Wie schlimm die Lage in Tschechien derzeit ist, wo man die erste Welle noch so famos gemeistert hatte, zeigt auch eine weitere Zahl: Von Dienstag auf Mittwoch hat die der Covid-Positiven die Eine-Million-Grenze überschritten. In einem Land mit 10,7 Millionen Einwohnern.

Auch wenn die täglichen Zahlen zurückgehen: Das alles bewegt sich nur im Schneckentempo. Der noch gar nicht so lange geltende und immer wieder angepasste Maßnahmenkatalog PES für verschieden hohe Inzidenzen ist de facto außer Kraft gesetzt. Entscheidend ist allein nur noch die Zahl der Krankenhauspatienten. Auch das elektronische Warnsystem funktioniert nicht wirklich mehr. Nachverfolgungen sind nur noch ein frommer Wunsch. Man konzentriert die jetzt darauf, die Infektionsquellen für mutierte Viren zu finden. Man hofft, dass wenigstens dabei die Betroffenen mitmachen. Die generelle Bereitschaft, sich an Regeln zu halten, ist massiv gesunken.

Viele Tschechen meiden Tests

Das hat Folgen. Viele Leute lassen sich nicht mehr testen, weil sie die Quarantäne vermeiden wollen. Die schmälert das Einkommen. Dann säßen die Menschen untätig in ihrer Wohnung, für die sie kaum noch die Miete bezahlen können, sagen Soziologen.

Die Auflagen der Regierung sind nach wie vor häufig unverständlich. Niemand stört sich daran, wenn sich Dutzende Leute an den Kassen der Supermärkte drängeln. Aber es ist nicht möglich, sich beispielsweise eine normale Glühbirne zu kaufen. In den Supermärkten sind die entsprechenden Regale abgesperrt. Die kleinen Elektroläden mit Bedienung sind geschlossen. Für nicht wenige Experten macht das alles keinen Sinn, verärgert nur die Leute, die da irgendwann nicht mehr mitzuziehen bereit sind.

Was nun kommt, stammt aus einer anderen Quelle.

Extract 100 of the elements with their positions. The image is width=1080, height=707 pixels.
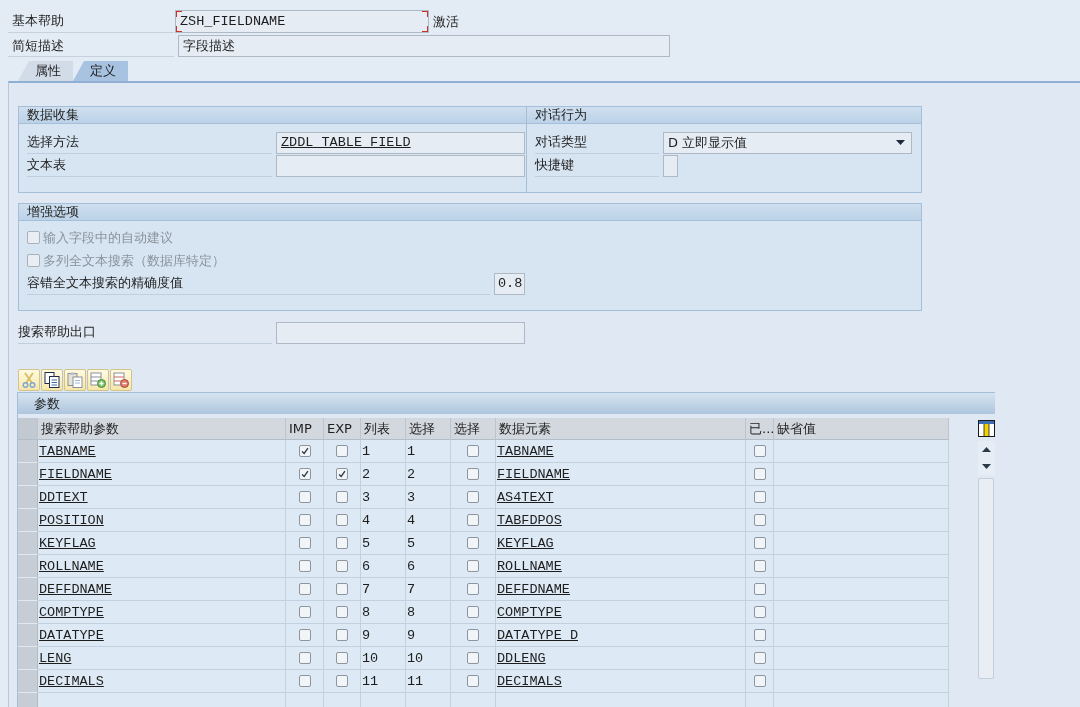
checkbox[interactable]: [298, 606, 311, 618]
parameter-link[interactable]: ROLLNAME: [39, 558, 104, 574]
checkbox[interactable]: [753, 468, 766, 480]
row-selector[interactable]: [18, 578, 38, 601]
checkbox[interactable]: [336, 583, 348, 595]
checkbox[interactable]: [753, 537, 766, 549]
checkbox[interactable]: [467, 629, 479, 641]
column-header[interactable]: 已...: [746, 418, 774, 440]
parameter-link[interactable]: POSITION: [39, 512, 104, 528]
checkbox[interactable]: [467, 583, 479, 595]
data-element-link[interactable]: DEFFDNAME: [497, 581, 570, 597]
checkbox[interactable]: [336, 675, 348, 687]
checkbox[interactable]: [298, 583, 311, 595]
scroll-up-button[interactable]: [978, 441, 995, 458]
checkbox[interactable]: [298, 468, 311, 480]
checkbox[interactable]: [753, 583, 766, 595]
row-selector[interactable]: [18, 440, 38, 463]
input-field[interactable]: [276, 154, 525, 177]
tab[interactable]: 属性: [18, 61, 73, 81]
checkbox[interactable]: [336, 491, 348, 503]
checkbox[interactable]: [467, 537, 479, 549]
parameter-link[interactable]: DECIMALS: [39, 673, 104, 689]
row-selector[interactable]: [18, 670, 38, 693]
checkbox[interactable]: [467, 675, 479, 687]
parameter-link[interactable]: KEYFLAG: [39, 535, 96, 551]
parameter-link[interactable]: FIELDNAME: [39, 466, 112, 482]
checkbox[interactable]: [336, 560, 348, 572]
row-selector[interactable]: [18, 647, 38, 670]
checkbox[interactable]: [298, 491, 311, 503]
checkbox[interactable]: [467, 514, 479, 526]
checkbox[interactable]: [753, 445, 766, 457]
data-element-link[interactable]: DECIMALS: [497, 673, 562, 689]
checkbox[interactable]: [298, 675, 311, 687]
scrollbar-thumb[interactable]: [978, 478, 994, 679]
parameter-link[interactable]: DDTEXT: [39, 489, 88, 505]
insert-row-button[interactable]: [87, 369, 109, 391]
checkbox[interactable]: [753, 675, 766, 687]
column-header[interactable]: 数据元素: [496, 418, 746, 440]
column-header[interactable]: 选择: [451, 418, 496, 440]
tab[interactable]: 定义: [73, 61, 128, 81]
table-settings-icon[interactable]: [978, 420, 995, 437]
parameter-link[interactable]: DATATYPE: [39, 627, 104, 643]
column-header[interactable]: 列表: [361, 418, 406, 440]
column-header[interactable]: IMP: [286, 418, 324, 440]
scroll-down-button[interactable]: [978, 458, 995, 475]
checkbox[interactable]: [298, 445, 311, 457]
checkbox[interactable]: [298, 652, 311, 664]
parameter-link[interactable]: LENG: [39, 650, 72, 666]
data-element-link[interactable]: FIELDNAME: [497, 466, 570, 482]
checkbox[interactable]: [753, 606, 766, 618]
data-element-link[interactable]: TABNAME: [497, 443, 554, 459]
input-field[interactable]: 0.8: [494, 272, 525, 295]
checkbox[interactable]: [336, 514, 348, 526]
checkbox[interactable]: [336, 468, 348, 480]
row-selector[interactable]: [18, 555, 38, 578]
data-element-link[interactable]: AS4TEXT: [497, 489, 554, 505]
dropdown[interactable]: D 立即显示值: [663, 131, 912, 154]
parameter-link[interactable]: TABNAME: [39, 443, 96, 459]
delete-row-button[interactable]: [110, 369, 132, 391]
checkbox[interactable]: [298, 537, 311, 549]
checkbox[interactable]: [336, 629, 348, 641]
checkbox[interactable]: [467, 491, 479, 503]
checkbox[interactable]: [336, 606, 348, 618]
input-field[interactable]: ZDDL_TABLE_FIELD: [276, 131, 525, 154]
checkbox[interactable]: [753, 629, 766, 641]
data-element-link[interactable]: ROLLNAME: [497, 558, 562, 574]
checkbox[interactable]: [298, 560, 311, 572]
column-header[interactable]: 搜索帮助参数: [38, 418, 286, 440]
copy-button[interactable]: [41, 369, 63, 391]
row-selector[interactable]: [18, 509, 38, 532]
input-field[interactable]: [663, 154, 678, 177]
checkbox[interactable]: [753, 560, 766, 572]
data-element-link[interactable]: KEYFLAG: [497, 535, 554, 551]
checkbox[interactable]: [298, 629, 311, 641]
data-element-link[interactable]: DDLENG: [497, 650, 546, 666]
data-element-link[interactable]: COMPTYPE: [497, 604, 562, 620]
parameter-link[interactable]: DEFFDNAME: [39, 581, 112, 597]
checkbox[interactable]: [467, 606, 479, 618]
row-selector[interactable]: [18, 532, 38, 555]
data-element-link[interactable]: DATATYPE_D: [497, 627, 578, 643]
parameter-link[interactable]: COMPTYPE: [39, 604, 104, 620]
checkbox[interactable]: [753, 652, 766, 664]
checkbox[interactable]: [336, 537, 348, 549]
row-selector[interactable]: [18, 624, 38, 647]
checkbox[interactable]: [753, 514, 766, 526]
input-field[interactable]: [276, 321, 525, 344]
checkbox[interactable]: [467, 445, 479, 457]
row-selector[interactable]: [18, 601, 38, 624]
checkbox[interactable]: [467, 560, 479, 572]
column-header[interactable]: 选择: [406, 418, 451, 440]
checkbox[interactable]: [753, 491, 766, 503]
checkbox[interactable]: [336, 445, 348, 457]
data-element-link[interactable]: TABFDPOS: [497, 512, 562, 528]
input-field[interactable]: ZSH_FIELDNAME: [175, 10, 429, 33]
checkbox[interactable]: [336, 652, 348, 664]
checkbox[interactable]: [298, 514, 311, 526]
checkbox[interactable]: [467, 652, 479, 664]
column-header[interactable]: 缺省值: [774, 418, 949, 440]
row-selector[interactable]: [18, 486, 38, 509]
column-header[interactable]: EXP: [324, 418, 361, 440]
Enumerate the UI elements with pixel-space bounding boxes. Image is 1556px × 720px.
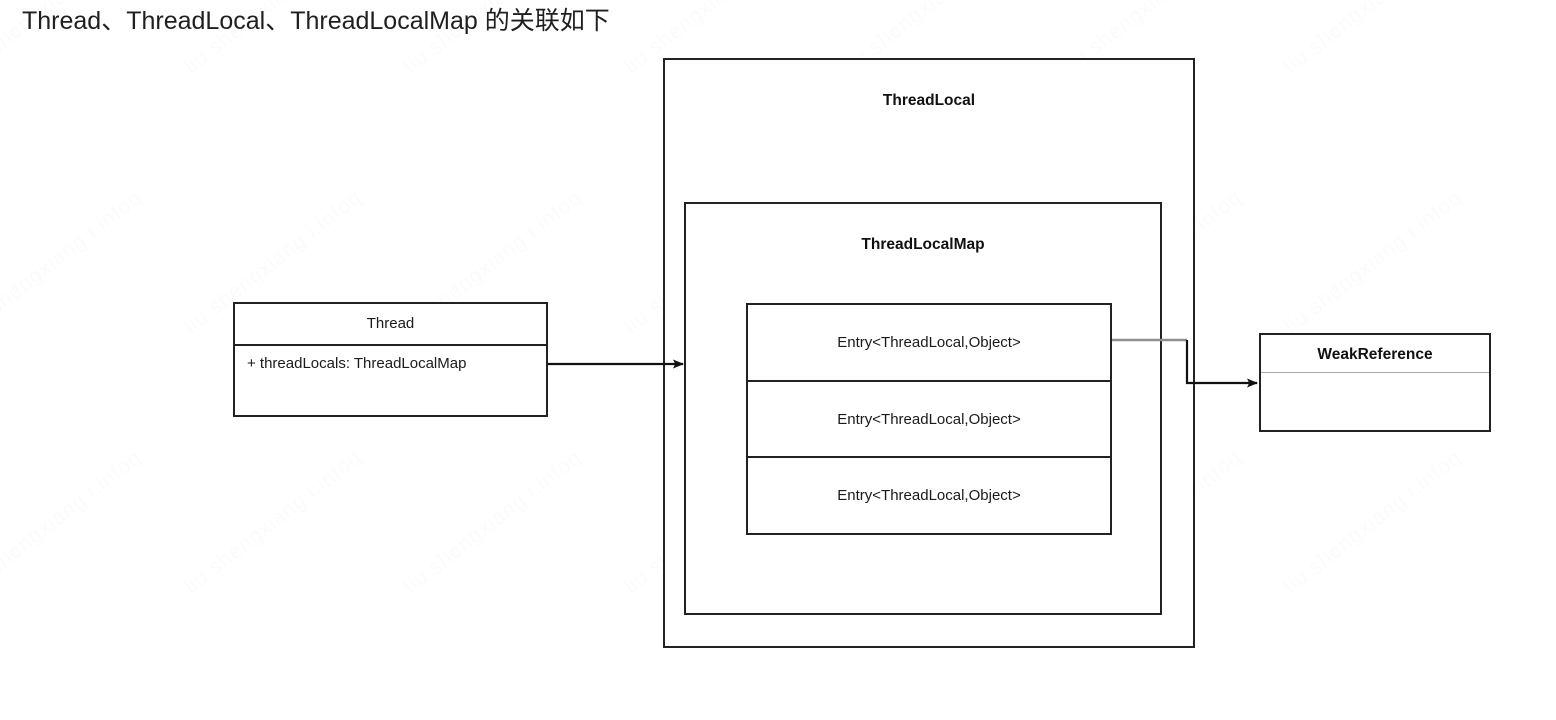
thread-class-title: Thread (366, 315, 415, 332)
entry-row: Entry<ThreadLocal,Object> (748, 458, 1110, 533)
thread-class-attribute: + threadLocals: ThreadLocalMap (247, 355, 467, 372)
entry-label: Entry<ThreadLocal,Object> (837, 333, 1021, 351)
entry-label: Entry<ThreadLocal,Object> (837, 410, 1021, 428)
threadlocalmap-container-title: ThreadLocalMap (861, 236, 985, 253)
diagram-canvas: Thread、ThreadLocal、ThreadLocalMap 的关联如下 … (0, 0, 1556, 720)
entry-list-box: Entry<ThreadLocal,Object> Entry<ThreadLo… (746, 303, 1112, 535)
weakreference-class-divider (1261, 372, 1489, 373)
weakreference-class-title: WeakReference (1317, 346, 1433, 363)
page-title: Thread、ThreadLocal、ThreadLocalMap 的关联如下 (22, 7, 610, 35)
thread-class-divider (235, 344, 546, 346)
thread-class-box: Thread + threadLocals: ThreadLocalMap (233, 302, 548, 417)
weakreference-class-box: WeakReference (1259, 333, 1491, 432)
threadlocal-container-title: ThreadLocal (882, 92, 976, 109)
entry-row: Entry<ThreadLocal,Object> (748, 382, 1110, 459)
entry-row: Entry<ThreadLocal,Object> (748, 305, 1110, 382)
entry-label: Entry<ThreadLocal,Object> (837, 487, 1021, 505)
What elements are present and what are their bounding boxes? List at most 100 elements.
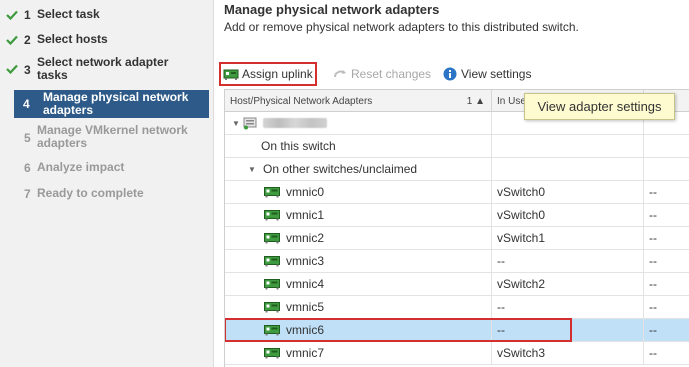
wizard-step-ready-to-complete: 7 Ready to complete [0, 186, 214, 202]
assign-uplink-button[interactable]: Assign uplink [219, 62, 317, 86]
check-icon [0, 33, 24, 47]
adapter-row[interactable]: vmnic4 vSwitch2 -- [225, 273, 689, 296]
step-number: 5 [24, 131, 31, 145]
column-header-label: In Use [497, 95, 526, 107]
adapter-name: vmnic1 [286, 208, 325, 222]
physical-adapters-grid: Host/Physical Network Adapters 1 ▲ In Us… [224, 89, 689, 367]
info-icon [442, 67, 458, 81]
page-subtitle: Add or remove physical network adapters … [224, 20, 579, 34]
view-settings-label: View settings [461, 67, 532, 81]
adapter-name: vmnic0 [286, 185, 325, 199]
check-icon [0, 62, 24, 76]
adapter-uplink-cell: -- [644, 250, 689, 272]
step-label-line: Manage physical network [43, 90, 189, 104]
group-cell: On this switch [225, 135, 492, 157]
adapter-row[interactable]: vmnic7 vSwitch3 -- [225, 342, 689, 365]
group-in-use-cell [492, 158, 644, 180]
group-row-on-other-switches[interactable]: ▼ On other switches/unclaimed [225, 158, 689, 181]
adapter-name: vmnic4 [286, 277, 325, 291]
view-settings-tooltip: View adapter settings [524, 93, 675, 120]
adapter-name: vmnic7 [286, 346, 325, 360]
adapter-name-cell: vmnic1 [225, 204, 492, 226]
collapse-arrow-icon[interactable]: ▼ [231, 119, 241, 128]
adapter-uplink-cell: -- [644, 181, 689, 203]
reset-changes-label: Reset changes [351, 67, 432, 81]
adapter-in-use-cell: vSwitch0 [492, 181, 644, 203]
step-label: Select network adapter tasks [37, 56, 168, 82]
wizard-steps-sidebar: 1 Select task 2 Select hosts 3 Select ne… [0, 0, 214, 367]
step-number: 4 [23, 97, 30, 111]
network-adapter-icon [264, 187, 280, 198]
column-header-adapters[interactable]: Host/Physical Network Adapters 1 ▲ [225, 90, 492, 112]
adapter-name-cell: vmnic0 [225, 181, 492, 203]
step-label: Manage VMkernel network adapters [37, 124, 188, 150]
adapter-name-cell: vmnic3 [225, 250, 492, 272]
wizard-step-select-network-adapter-tasks[interactable]: 3 Select network adapter tasks [0, 56, 214, 82]
step-number: 3 [24, 63, 31, 77]
adapter-row[interactable]: vmnic5 -- -- [225, 296, 689, 319]
network-adapter-icon [264, 210, 280, 221]
wizard-step-select-hosts[interactable]: 2 Select hosts [0, 33, 214, 47]
collapse-arrow-icon[interactable]: ▼ [247, 165, 257, 174]
step-label-line: adapters [37, 136, 88, 150]
step-number: 2 [24, 33, 31, 47]
network-adapter-icon [264, 256, 280, 267]
adapter-in-use-cell: -- [492, 319, 644, 341]
host-icon [243, 117, 257, 130]
adapter-name-cell: vmnic7 [225, 342, 492, 364]
group-cell: ▼ On other switches/unclaimed [225, 158, 492, 180]
adapter-name-cell: vmnic2 [225, 227, 492, 249]
adapter-in-use-cell: vSwitch0 [492, 204, 644, 226]
adapter-uplink-cell: -- [644, 296, 689, 318]
adapter-in-use-cell: vSwitch2 [492, 273, 644, 295]
check-icon [0, 8, 24, 22]
step-label: Select hosts [37, 32, 108, 46]
adapter-row[interactable]: vmnic0 vSwitch0 -- [225, 181, 689, 204]
adapter-row[interactable]: vmnic1 vSwitch0 -- [225, 204, 689, 227]
network-adapter-icon [264, 348, 280, 359]
toolbar: Assign uplink Reset changes View setting… [215, 62, 689, 86]
wizard-step-select-task[interactable]: 1 Select task [0, 8, 214, 22]
step-label: Manage physical network adapters [43, 91, 188, 117]
adapter-row-selected[interactable]: vmnic6 -- -- [225, 318, 689, 342]
adapter-name-cell: vmnic6 [225, 319, 492, 341]
wizard-step-manage-vmkernel-adapters: 5 Manage VMkernel network adapters [0, 124, 214, 150]
adapter-in-use-cell: -- [492, 250, 644, 272]
step-label-line: Select network adapter [37, 55, 169, 69]
group-uplink-cell [644, 158, 689, 180]
step-number: 6 [24, 161, 31, 175]
group-label: On other switches/unclaimed [263, 162, 418, 176]
adapter-name-cell: vmnic5 [225, 296, 492, 318]
step-label: Select task [37, 7, 100, 21]
host-cell: ▼ [225, 112, 492, 134]
adapter-name: vmnic3 [286, 254, 325, 268]
step-label: Ready to complete [37, 186, 144, 200]
adapter-in-use-cell: vSwitch3 [492, 342, 644, 364]
network-adapter-icon [264, 279, 280, 290]
adapter-name-cell: vmnic4 [225, 273, 492, 295]
network-adapter-assign-icon [223, 67, 239, 81]
column-header-label: Host/Physical Network Adapters [230, 95, 373, 107]
network-adapter-icon [264, 325, 280, 336]
group-row-on-this-switch[interactable]: On this switch [225, 135, 689, 158]
adapter-in-use-cell: vSwitch1 [492, 227, 644, 249]
adapter-name: vmnic6 [286, 323, 325, 337]
main-panel: Manage physical network adapters Add or … [215, 0, 689, 367]
adapter-name: vmnic5 [286, 300, 325, 314]
sort-rank: 1 [466, 95, 473, 107]
view-settings-button[interactable]: View settings [442, 62, 531, 86]
step-number: 7 [24, 187, 31, 201]
adapter-row[interactable]: vmnic2 vSwitch1 -- [225, 227, 689, 250]
wizard-step-manage-physical-adapters[interactable]: 4 Manage physical network adapters [14, 90, 209, 118]
reset-icon [332, 67, 348, 81]
adapter-uplink-cell: -- [644, 273, 689, 295]
adapter-row[interactable]: vmnic3 -- -- [225, 250, 689, 273]
wizard-step-analyze-impact: 6 Analyze impact [0, 161, 214, 176]
network-adapter-icon [264, 233, 280, 244]
group-uplink-cell [644, 135, 689, 157]
step-label-line: tasks [37, 68, 68, 82]
assign-uplink-label: Assign uplink [242, 67, 313, 81]
reset-changes-button[interactable]: Reset changes [332, 62, 431, 86]
host-label [263, 118, 327, 128]
sort-indicator: 1 ▲ [466, 95, 485, 107]
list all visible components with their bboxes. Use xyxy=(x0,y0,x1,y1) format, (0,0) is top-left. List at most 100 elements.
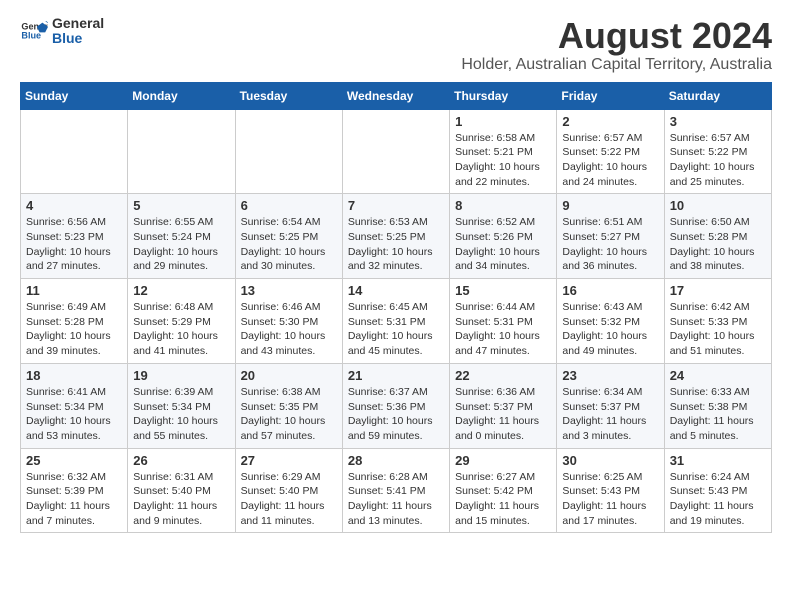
calendar-week-row: 1 Sunrise: 6:58 AM Sunset: 5:21 PM Daylig… xyxy=(21,109,772,194)
day-info: Sunrise: 6:57 AM Sunset: 5:22 PM Dayligh… xyxy=(562,131,658,190)
day-info: Sunrise: 6:42 AM Sunset: 5:33 PM Dayligh… xyxy=(670,300,766,359)
day-number: 18 xyxy=(26,368,122,383)
day-number: 28 xyxy=(348,453,444,468)
calendar-cell: 21 Sunrise: 6:37 AM Sunset: 5:36 PM Dayli… xyxy=(342,363,449,448)
weekday-header-monday: Monday xyxy=(128,82,235,109)
weekday-header-thursday: Thursday xyxy=(450,82,557,109)
day-info: Sunrise: 6:38 AM Sunset: 5:35 PM Dayligh… xyxy=(241,385,337,444)
day-info: Sunrise: 6:24 AM Sunset: 5:43 PM Dayligh… xyxy=(670,470,766,529)
calendar-table: SundayMondayTuesdayWednesdayThursdayFrid… xyxy=(20,82,772,534)
calendar-cell: 22Sunrise: 6:36 AM Sunset: 5:37 PM Dayli… xyxy=(450,363,557,448)
day-number: 24 xyxy=(670,368,766,383)
day-number: 11 xyxy=(26,283,122,298)
day-number: 1 xyxy=(455,114,551,129)
calendar-week-row: 4Sunrise: 6:56 AM Sunset: 5:23 PM Daylig… xyxy=(21,194,772,279)
day-number: 12 xyxy=(133,283,229,298)
calendar-title-block: August 2024 Holder, Australian Capital T… xyxy=(461,16,772,74)
day-info: Sunrise: 6:41 AM Sunset: 5:34 PM Dayligh… xyxy=(26,385,122,444)
weekday-header-sunday: Sunday xyxy=(21,82,128,109)
day-info: Sunrise: 6:57 AM Sunset: 5:22 PM Dayligh… xyxy=(670,131,766,190)
calendar-cell: 28 Sunrise: 6:28 AM Sunset: 5:41 PM Dayli… xyxy=(342,448,449,533)
day-info: Sunrise: 6:49 AM Sunset: 5:28 PM Dayligh… xyxy=(26,300,122,359)
calendar-cell: 27Sunrise: 6:29 AM Sunset: 5:40 PM Dayli… xyxy=(235,448,342,533)
day-number: 23 xyxy=(562,368,658,383)
day-info: Sunrise: 6:31 AM Sunset: 5:40 PM Dayligh… xyxy=(133,470,229,529)
day-info: Sunrise: 6:37 AM Sunset: 5:36 PM Dayligh… xyxy=(348,385,444,444)
calendar-cell: 12 Sunrise: 6:48 AM Sunset: 5:29 PM Dayli… xyxy=(128,279,235,364)
calendar-cell: 19Sunrise: 6:39 AM Sunset: 5:34 PM Dayli… xyxy=(128,363,235,448)
svg-text:Blue: Blue xyxy=(21,31,41,41)
calendar-cell: 17Sunrise: 6:42 AM Sunset: 5:33 PM Dayli… xyxy=(664,279,771,364)
calendar-cell xyxy=(235,109,342,194)
day-number: 29 xyxy=(455,453,551,468)
calendar-cell: 8 Sunrise: 6:52 AM Sunset: 5:26 PM Daylig… xyxy=(450,194,557,279)
calendar-cell: 4Sunrise: 6:56 AM Sunset: 5:23 PM Daylig… xyxy=(21,194,128,279)
day-number: 8 xyxy=(455,198,551,213)
calendar-cell: 25Sunrise: 6:32 AM Sunset: 5:39 PM Dayli… xyxy=(21,448,128,533)
calendar-cell xyxy=(128,109,235,194)
calendar-subtitle: Holder, Australian Capital Territory, Au… xyxy=(461,56,772,74)
weekday-header-saturday: Saturday xyxy=(664,82,771,109)
day-number: 15 xyxy=(455,283,551,298)
day-info: Sunrise: 6:48 AM Sunset: 5:29 PM Dayligh… xyxy=(133,300,229,359)
logo: General Blue General Blue xyxy=(20,16,104,47)
calendar-cell: 3 Sunrise: 6:57 AM Sunset: 5:22 PM Daylig… xyxy=(664,109,771,194)
day-info: Sunrise: 6:28 AM Sunset: 5:41 PM Dayligh… xyxy=(348,470,444,529)
calendar-cell: 7 Sunrise: 6:53 AM Sunset: 5:25 PM Daylig… xyxy=(342,194,449,279)
day-number: 25 xyxy=(26,453,122,468)
calendar-cell xyxy=(21,109,128,194)
day-info: Sunrise: 6:52 AM Sunset: 5:26 PM Dayligh… xyxy=(455,215,551,274)
day-number: 5 xyxy=(133,198,229,213)
day-info: Sunrise: 6:27 AM Sunset: 5:42 PM Dayligh… xyxy=(455,470,551,529)
calendar-cell: 20 Sunrise: 6:38 AM Sunset: 5:35 PM Dayli… xyxy=(235,363,342,448)
logo-icon: General Blue xyxy=(20,17,48,45)
calendar-header-row: SundayMondayTuesdayWednesdayThursdayFrid… xyxy=(21,82,772,109)
day-number: 13 xyxy=(241,283,337,298)
day-info: Sunrise: 6:34 AM Sunset: 5:37 PM Dayligh… xyxy=(562,385,658,444)
calendar-cell xyxy=(342,109,449,194)
calendar-week-row: 11 Sunrise: 6:49 AM Sunset: 5:28 PM Dayli… xyxy=(21,279,772,364)
day-info: Sunrise: 6:44 AM Sunset: 5:31 PM Dayligh… xyxy=(455,300,551,359)
calendar-cell: 26Sunrise: 6:31 AM Sunset: 5:40 PM Dayli… xyxy=(128,448,235,533)
calendar-cell: 29 Sunrise: 6:27 AM Sunset: 5:42 PM Dayli… xyxy=(450,448,557,533)
day-info: Sunrise: 6:50 AM Sunset: 5:28 PM Dayligh… xyxy=(670,215,766,274)
calendar-cell: 15 Sunrise: 6:44 AM Sunset: 5:31 PM Dayli… xyxy=(450,279,557,364)
day-info: Sunrise: 6:51 AM Sunset: 5:27 PM Dayligh… xyxy=(562,215,658,274)
day-info: Sunrise: 6:29 AM Sunset: 5:40 PM Dayligh… xyxy=(241,470,337,529)
calendar-cell: 13 Sunrise: 6:46 AM Sunset: 5:30 PM Dayli… xyxy=(235,279,342,364)
day-info: Sunrise: 6:54 AM Sunset: 5:25 PM Dayligh… xyxy=(241,215,337,274)
calendar-cell: 1 Sunrise: 6:58 AM Sunset: 5:21 PM Daylig… xyxy=(450,109,557,194)
weekday-header-friday: Friday xyxy=(557,82,664,109)
day-info: Sunrise: 6:33 AM Sunset: 5:38 PM Dayligh… xyxy=(670,385,766,444)
day-number: 10 xyxy=(670,198,766,213)
day-number: 21 xyxy=(348,368,444,383)
day-info: Sunrise: 6:46 AM Sunset: 5:30 PM Dayligh… xyxy=(241,300,337,359)
day-info: Sunrise: 6:56 AM Sunset: 5:23 PM Dayligh… xyxy=(26,215,122,274)
calendar-cell: 5 Sunrise: 6:55 AM Sunset: 5:24 PM Daylig… xyxy=(128,194,235,279)
day-number: 6 xyxy=(241,198,337,213)
day-info: Sunrise: 6:53 AM Sunset: 5:25 PM Dayligh… xyxy=(348,215,444,274)
calendar-cell: 11 Sunrise: 6:49 AM Sunset: 5:28 PM Dayli… xyxy=(21,279,128,364)
calendar-cell: 24 Sunrise: 6:33 AM Sunset: 5:38 PM Dayli… xyxy=(664,363,771,448)
day-number: 3 xyxy=(670,114,766,129)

Auch viele Kontrollen kann man vergessen. Obwohl die Regierung am vergangenen Freitag noch einmal dringlich gebeten hatte, nicht in die Skiareale zu fahren, zeigte das Fernsehen am Samstag sich neuerlich füllende Parkplätze. Die Polizei verwarnte die Leute nicht etwa, sie regelte den Verkehr, um Staus zu vermeiden. Die Skigebiete haben die schlimmsten Infektionszahlen.

Die Zeitung Hospodářské noviny titelte am Mittwoch einen Kommentar mit den Worten „Tschechien – ‚Best in Chaos’ und im Sterben“. Traurig, aber wahr.